Lançamento de Moana 2: O Retorno da Navegadora

Na próxima semana, vamos reencontrar com uma das personagens mais populares da Disney nos últimos anos: Moana. A navegadora polinésia fez um grande sucesso em 2016 e a continuação promete trazer mais canções clássicas e aventuras também.

O post é para relembrar o original, disponível na plataforma da Disney e para dar um teaser: em CLAUDIA terei o papo exclusivo com a cantora Any Gabrielly, que é a voz brasileira da princesa.

Moana representou um ponto de virada para a Disney ao apresentar uma protagonista polinésia, uma jornada focada na autodescoberta e uma narrativa que celebra a cultura e o legado de ilhas do Pacífico. E deu certo: arrecadou mais de 640 milhões de dólares mundialmente, e tornou-se um símbolo de diversidade e representatividade na animação.

A preocupação com autenticidade marcou um avanço em comparação a outras animações que tratavam de culturas não ocidentais. Além disso, Moana é uma heroína sem um par romântico, focada em sua autodescoberta e no propósito de salvar sua comunidade — uma escolha que representou uma evolução na construção de protagonistas femininas na Disney.

Moana também recebeu duas indicações ao Oscar — Melhor Animação e Melhor Canção Original, por How Far I’ll Go, composta por Lin-Manuel Miranda. Este sucesso comercial e de crítica posicionou o filme como um dos mais notáveis da década para o estúdio.

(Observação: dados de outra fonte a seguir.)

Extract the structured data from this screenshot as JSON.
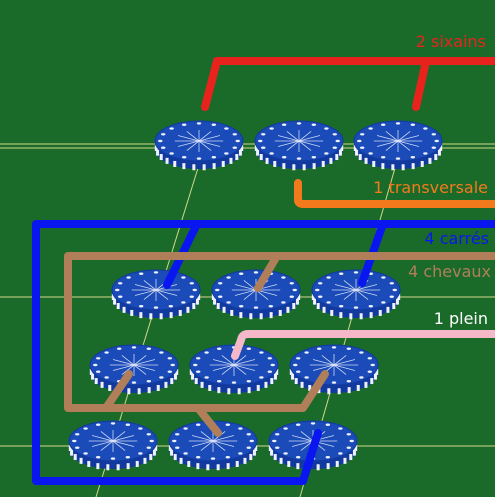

A história gira em torno de uma jovem polinésia que embarca em uma aventura para salvar sua ilha natal, Motunui, ameaçada por uma misteriosa praga que devasta seus recursos naturais. Moana é a filha do chefe Tui, que espera que ela assuma a liderança da ilha, mas ela sente um forte chamado do oceano e uma ligação ancestral com a exploração. Guiada pelo espírito da avó Tala, Moana se aventura além do recife e busca a ajuda de Maui, um semideus que roubou o coração da deusa Te Fiti, o que desencadeou a maldição que assola a ilha. Ao longo da jornada, eles enfrentam monstros e desafios, mas Moana descobre sua força interior, restaurando o coração e trazendo de volta a vida ao seu lar.

A criação de Moana envolveu anos de pesquisa e imersão cultural da equipe da Disney, com os diretores Ron Clements e John Musker viajando para as ilhas do Pacífico, como Fiji, Samoa e Taiti, para entender a cultura polinésia e desenvolver um retrato mais autêntico. Eles formaram uma equipe de especialistas culturais composta por antropólogos, historiadores e consultores culturais da região, para garantir que o filme respeitasse a mitologia e as tradições locais. Detalhes como as tatuagens de Maui, que foram baseadas em tatuagens tradicionais polinésias, e as danças, músicas e cerimônias que aparecem no filme.

Nos Estados Unidos, Moana foi interpretada por Auli’i Cravalho, uma jovem havaiana que passou por um rigoroso processo de seleção e impressionou os diretores com sua habilidade de atuação e canto. Any Gabrielly passou por um processo seletivo semelhante no Brasil. E Dwayne Johnson, que emprestou sua voz a Maui, também trouxe um toque autêntico com suas raízes samoanas. Esse cuidado com a autenticidade, combinado com uma narrativa de empoderamento feminino e de respeito pela natureza, deu ao filme um caráter especial, sendo considerado um dos filmes mais culturalmente sensíveis e visualmente belos da Disney.

Em Moana 2, a navegadora volta a ter chamados para o mar, mas, mais madura, terá outra visão sobre sua aventura. Moana entra em cartaz no dia 28 de novembro.